Sculptor, installation artist, and CalArts alumna Kaari Upson (Art BFA 04, MFA 07), heralded by The New York Times as “one of the most significant artists to emerge from the vibrant Los Angeles art scene this century,” passed away after a battle with cancer on Aug. 18, 2021, in New York City. She was 51.
A native of San Bernardino, California, Upson was known for her exploration of themes including family, Americana, and identity. She began her art education at the New York Studio School and went on to earn a BFA and MFA from the School of Art at CalArts, where she began The Larry Project (2005-12). The series, to which much of her career was dedicated, was inspired by an abandoned house in the artist’s childhood neighborhood that had caught fire. Then replete with homeowner Larry’s letters, legal files, and other personal effects, the property informed Upson’s artistic development. From the artifacts left behind by the mysterious neighbor, she constructed an intimate fictional profile of the homeowner through compelling video works, paintings, sculptures, and even a lifesize Larry doll. The work earned Upson early recognition, including a show at the Hammer Museum in 2007 shortly after her graduation. More recently, Upson presented The Larry Project at La Biennale di Venezia 2019.
The Larry Project represented Upson’s penchant for pursuing years-long projects focused on particular subjects, including her mother. Such is evident in her 2014 series MMDP (My Mother Drinks Pepsi), as well as her 2019 exhibition Go Back the Way You Came at the Kunsthalle Basel in Switzerland, her first European institutional solo show, in which a maternal figure is cast as the artist’s “uncanny double.” Watch a clip of the opening reception below.

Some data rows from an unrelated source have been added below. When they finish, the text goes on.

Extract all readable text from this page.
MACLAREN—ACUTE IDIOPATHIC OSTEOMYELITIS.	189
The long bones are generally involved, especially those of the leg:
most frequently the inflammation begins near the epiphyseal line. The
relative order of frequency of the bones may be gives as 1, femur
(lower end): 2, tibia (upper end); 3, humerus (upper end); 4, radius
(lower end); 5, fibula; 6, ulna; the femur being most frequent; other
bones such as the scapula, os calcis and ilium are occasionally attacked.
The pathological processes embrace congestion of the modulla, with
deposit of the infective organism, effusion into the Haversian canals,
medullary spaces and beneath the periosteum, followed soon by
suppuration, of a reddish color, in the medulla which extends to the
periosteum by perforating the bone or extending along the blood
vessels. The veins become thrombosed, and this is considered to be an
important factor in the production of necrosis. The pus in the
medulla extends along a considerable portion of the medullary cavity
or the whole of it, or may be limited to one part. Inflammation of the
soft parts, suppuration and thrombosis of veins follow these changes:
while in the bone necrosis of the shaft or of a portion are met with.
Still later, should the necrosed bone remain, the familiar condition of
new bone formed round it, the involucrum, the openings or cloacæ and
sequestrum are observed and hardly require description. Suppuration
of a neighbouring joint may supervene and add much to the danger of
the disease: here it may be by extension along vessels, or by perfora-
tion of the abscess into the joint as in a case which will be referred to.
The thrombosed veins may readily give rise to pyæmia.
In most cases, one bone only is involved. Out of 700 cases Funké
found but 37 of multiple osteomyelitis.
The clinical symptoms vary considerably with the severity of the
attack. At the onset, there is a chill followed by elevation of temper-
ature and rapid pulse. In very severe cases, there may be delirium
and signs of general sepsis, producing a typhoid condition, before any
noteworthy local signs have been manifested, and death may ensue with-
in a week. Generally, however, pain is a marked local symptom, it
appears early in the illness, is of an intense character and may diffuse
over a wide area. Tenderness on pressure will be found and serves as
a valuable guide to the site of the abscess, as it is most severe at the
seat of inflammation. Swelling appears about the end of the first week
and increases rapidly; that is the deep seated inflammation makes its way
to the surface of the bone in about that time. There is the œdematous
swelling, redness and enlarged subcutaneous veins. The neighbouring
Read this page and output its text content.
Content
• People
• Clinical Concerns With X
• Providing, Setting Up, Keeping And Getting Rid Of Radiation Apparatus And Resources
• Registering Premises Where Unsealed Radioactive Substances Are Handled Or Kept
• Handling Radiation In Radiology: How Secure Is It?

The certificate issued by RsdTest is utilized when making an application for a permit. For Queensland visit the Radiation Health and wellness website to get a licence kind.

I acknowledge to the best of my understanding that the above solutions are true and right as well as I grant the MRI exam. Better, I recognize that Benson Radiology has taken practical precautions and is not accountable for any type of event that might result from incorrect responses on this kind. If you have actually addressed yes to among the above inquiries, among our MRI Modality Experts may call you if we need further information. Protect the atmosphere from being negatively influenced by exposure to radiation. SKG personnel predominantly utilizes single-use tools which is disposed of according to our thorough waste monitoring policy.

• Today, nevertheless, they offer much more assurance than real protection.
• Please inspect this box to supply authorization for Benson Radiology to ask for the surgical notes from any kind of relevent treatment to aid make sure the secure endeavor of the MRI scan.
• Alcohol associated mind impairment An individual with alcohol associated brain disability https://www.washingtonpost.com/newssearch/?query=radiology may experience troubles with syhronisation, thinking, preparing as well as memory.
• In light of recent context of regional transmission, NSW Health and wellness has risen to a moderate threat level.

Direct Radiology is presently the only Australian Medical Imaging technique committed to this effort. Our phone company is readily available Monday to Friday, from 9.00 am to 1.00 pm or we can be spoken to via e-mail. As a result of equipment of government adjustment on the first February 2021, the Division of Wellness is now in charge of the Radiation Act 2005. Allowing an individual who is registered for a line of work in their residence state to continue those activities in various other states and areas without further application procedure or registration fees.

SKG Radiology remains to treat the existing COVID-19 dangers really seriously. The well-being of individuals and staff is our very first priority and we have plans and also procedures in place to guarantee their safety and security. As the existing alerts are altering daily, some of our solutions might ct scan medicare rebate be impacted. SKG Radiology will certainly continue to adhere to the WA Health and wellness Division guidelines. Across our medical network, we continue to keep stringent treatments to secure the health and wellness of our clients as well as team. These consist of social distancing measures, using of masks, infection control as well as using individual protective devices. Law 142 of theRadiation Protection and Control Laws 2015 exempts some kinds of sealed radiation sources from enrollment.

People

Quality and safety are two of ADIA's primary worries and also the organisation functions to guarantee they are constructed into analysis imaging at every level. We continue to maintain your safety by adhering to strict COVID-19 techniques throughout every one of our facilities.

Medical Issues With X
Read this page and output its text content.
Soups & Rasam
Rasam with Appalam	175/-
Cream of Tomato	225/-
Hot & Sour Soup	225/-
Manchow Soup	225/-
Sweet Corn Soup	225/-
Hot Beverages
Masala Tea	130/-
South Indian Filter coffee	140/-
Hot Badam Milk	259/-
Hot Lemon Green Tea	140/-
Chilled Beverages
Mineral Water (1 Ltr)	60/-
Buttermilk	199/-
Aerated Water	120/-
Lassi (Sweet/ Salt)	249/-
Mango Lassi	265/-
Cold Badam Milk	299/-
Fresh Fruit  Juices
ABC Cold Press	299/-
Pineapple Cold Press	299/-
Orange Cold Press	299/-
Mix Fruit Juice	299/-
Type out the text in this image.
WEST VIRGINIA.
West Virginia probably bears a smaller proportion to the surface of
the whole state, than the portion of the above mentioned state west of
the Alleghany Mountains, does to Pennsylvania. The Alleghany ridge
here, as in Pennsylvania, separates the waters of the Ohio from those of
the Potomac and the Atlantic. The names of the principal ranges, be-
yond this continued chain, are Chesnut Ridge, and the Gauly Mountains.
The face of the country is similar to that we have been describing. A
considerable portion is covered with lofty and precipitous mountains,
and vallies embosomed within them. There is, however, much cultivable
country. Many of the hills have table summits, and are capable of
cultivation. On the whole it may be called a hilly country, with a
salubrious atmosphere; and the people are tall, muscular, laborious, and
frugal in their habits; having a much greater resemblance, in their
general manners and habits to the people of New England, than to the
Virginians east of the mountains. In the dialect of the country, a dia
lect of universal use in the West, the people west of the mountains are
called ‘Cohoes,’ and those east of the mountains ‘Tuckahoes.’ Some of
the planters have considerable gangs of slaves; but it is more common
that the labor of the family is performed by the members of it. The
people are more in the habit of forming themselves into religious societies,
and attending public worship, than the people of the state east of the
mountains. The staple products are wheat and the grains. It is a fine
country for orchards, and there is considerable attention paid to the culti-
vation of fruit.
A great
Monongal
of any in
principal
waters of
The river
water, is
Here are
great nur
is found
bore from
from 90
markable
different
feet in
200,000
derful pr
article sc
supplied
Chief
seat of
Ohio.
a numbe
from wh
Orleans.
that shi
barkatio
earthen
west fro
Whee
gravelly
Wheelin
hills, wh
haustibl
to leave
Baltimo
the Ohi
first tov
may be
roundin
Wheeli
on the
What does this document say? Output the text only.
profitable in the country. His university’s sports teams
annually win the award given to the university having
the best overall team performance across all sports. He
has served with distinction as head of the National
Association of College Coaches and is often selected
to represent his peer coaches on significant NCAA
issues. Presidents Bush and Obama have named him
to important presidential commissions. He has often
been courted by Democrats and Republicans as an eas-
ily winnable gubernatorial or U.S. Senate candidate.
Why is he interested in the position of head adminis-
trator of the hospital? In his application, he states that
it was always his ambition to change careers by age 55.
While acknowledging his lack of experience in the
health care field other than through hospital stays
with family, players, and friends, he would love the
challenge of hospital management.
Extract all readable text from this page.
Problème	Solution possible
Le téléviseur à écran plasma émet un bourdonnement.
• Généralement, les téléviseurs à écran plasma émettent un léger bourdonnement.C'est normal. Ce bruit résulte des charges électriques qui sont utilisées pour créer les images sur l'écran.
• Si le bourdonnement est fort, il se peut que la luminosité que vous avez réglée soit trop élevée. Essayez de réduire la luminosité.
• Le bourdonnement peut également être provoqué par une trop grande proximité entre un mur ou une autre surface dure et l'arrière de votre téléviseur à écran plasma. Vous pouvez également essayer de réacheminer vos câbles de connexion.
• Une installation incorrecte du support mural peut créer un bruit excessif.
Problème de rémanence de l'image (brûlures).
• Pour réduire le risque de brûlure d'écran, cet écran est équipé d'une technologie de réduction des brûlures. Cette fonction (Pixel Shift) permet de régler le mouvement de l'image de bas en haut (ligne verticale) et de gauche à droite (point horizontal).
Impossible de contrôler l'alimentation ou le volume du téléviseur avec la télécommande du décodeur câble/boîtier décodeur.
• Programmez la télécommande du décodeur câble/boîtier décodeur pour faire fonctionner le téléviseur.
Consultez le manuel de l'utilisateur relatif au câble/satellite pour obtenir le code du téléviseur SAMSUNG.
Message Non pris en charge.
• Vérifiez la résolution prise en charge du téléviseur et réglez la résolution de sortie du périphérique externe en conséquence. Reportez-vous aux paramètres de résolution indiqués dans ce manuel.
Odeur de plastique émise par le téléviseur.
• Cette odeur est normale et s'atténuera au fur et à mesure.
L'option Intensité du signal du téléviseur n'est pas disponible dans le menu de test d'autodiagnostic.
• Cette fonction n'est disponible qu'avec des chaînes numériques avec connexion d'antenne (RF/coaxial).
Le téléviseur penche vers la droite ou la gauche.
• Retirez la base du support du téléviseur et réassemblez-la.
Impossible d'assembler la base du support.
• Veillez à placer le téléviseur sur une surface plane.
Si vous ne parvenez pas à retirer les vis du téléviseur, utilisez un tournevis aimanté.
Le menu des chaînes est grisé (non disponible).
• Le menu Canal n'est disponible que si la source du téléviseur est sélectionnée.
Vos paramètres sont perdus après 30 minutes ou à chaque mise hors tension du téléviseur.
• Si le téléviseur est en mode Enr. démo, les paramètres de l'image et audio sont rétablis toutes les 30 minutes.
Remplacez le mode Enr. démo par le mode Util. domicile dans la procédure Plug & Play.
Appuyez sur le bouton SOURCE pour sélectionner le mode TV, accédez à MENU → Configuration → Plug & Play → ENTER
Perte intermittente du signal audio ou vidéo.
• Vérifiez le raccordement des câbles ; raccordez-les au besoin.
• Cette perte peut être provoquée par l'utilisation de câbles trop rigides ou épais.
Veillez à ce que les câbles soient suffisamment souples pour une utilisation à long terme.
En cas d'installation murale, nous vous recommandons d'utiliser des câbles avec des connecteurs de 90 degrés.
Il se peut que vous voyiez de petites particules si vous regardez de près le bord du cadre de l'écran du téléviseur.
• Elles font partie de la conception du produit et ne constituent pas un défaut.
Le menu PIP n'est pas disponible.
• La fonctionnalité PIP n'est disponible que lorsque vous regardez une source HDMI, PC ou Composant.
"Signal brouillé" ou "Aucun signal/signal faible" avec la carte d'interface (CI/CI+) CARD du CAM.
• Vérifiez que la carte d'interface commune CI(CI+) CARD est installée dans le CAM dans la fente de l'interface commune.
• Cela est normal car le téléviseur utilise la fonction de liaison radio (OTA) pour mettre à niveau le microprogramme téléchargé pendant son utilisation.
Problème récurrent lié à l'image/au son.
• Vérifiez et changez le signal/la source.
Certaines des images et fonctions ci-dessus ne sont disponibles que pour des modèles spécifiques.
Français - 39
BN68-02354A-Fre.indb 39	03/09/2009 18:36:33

Around 2013, Upson pivoted to resin sculptures, for which she is arguably best known. The works, many of which were slightly transparent and weathered, were made by casting couches, mattresses, and other domestic furnishings in silicone, urethane, or latex. Depicting the American body as indistinct from the furniture they occupy, the pieces reflect her interest in body and stain—she described these as domestic objects “in the last gasps of rigor mortis” in a 2015 profile with PIN–UP Magazine. Upson’s resin works were presented at the 2017 Whitney Biennial and La Biennale 2019.
“I worked closely with Kaari when she was a student and counted her as a friend in the years after,” School of Art Dean Tom Lawson shared in a statement. “She was a truly remarkable person, propelled by a hunger to know and understand her world, but also full of a sociable joy. As an artist she combined a relentless habit of making things, experimenting with materials and processes to get the effects she sought, with a voracious intellectual curiosity to peel apart the meaning of life. She was always reading to expand her understanding, and keen to discuss, challenge, interrogate whatever that was, demanding suggestions of something more. And when a work was completed, ready to be shipped, or when the dreadful illness that took her from us was in remission she threw the most exuberant parties; always a happy crowd, a bonfire and booze, often oysters or a huge pan of chili. She was fearless and generous and knew how to bring people together to celebrate art and life.”
“I’m very saddened to hear of Kaari Upson’s passing,” School of Critical Studies faculty Janet Sarbanes shared in a Facebook tribute. “She took one of my very first classes at CalArts, What Was Postmodernism?, when I was just out of grad school and didn’t really know what I was doing yet. I was wowed by her intelligence, insight, curiosity, and commitment. She and others in that remarkable group of students, which included Elad Lassry and El Blau, made me want to be a better teacher. I was so glad to see her work out in the world and am so sorry her journey has been cut short.”
School of Art faculty Michael Ned Holte also shared the following remembrance:
Kaari Upson was the first artist I ever visited at CalArts. It was in 2007, two years before I came to teach there. The visit was intensely memorable, and in retrospect seems prophetic, both of her subsequent development and of the type of student I could expect to encounter at CalArts. Kaari was already working on her Larry Project, in which she played the role of a psychic detective investigating a creepy neighbor. I quickly noted her go-for-broke approach, which propelled her considerable talents. I couldn’t decide if she would get arrested for her detective work or become an important artist. Thankfully, it was the latter. The following year, she had a solo exhibition of The Larry Project at the Hammer Museum, which I reviewed for Artforum. It was the beginning of a prolific and ambitious and indeed important career that has sadly been cut short. But I have no doubt Kaari and her work will be an important influence on subsequent generations of artists at CalArts and well beyond.
American painter and former School of Art faculty Anoka Faruqee shared a remembrance of Upson on Instagram:
Upson’s work resides in the public collections of various museums, including the Museum of Contemporary Art, Los Angeles; the Institute of Contemporary Art (ICA), Boston; and the Whitney Museum of American Art, New York. The artist was recently paid tribute in the exhibition all the lonely people: In Loving Memory, Kaari Upson (1970 – August 18, 2021), running from Dec. 4, 2021 to Jan. 22, 2022, at contemporary art space LAXART in West Hollywood, California.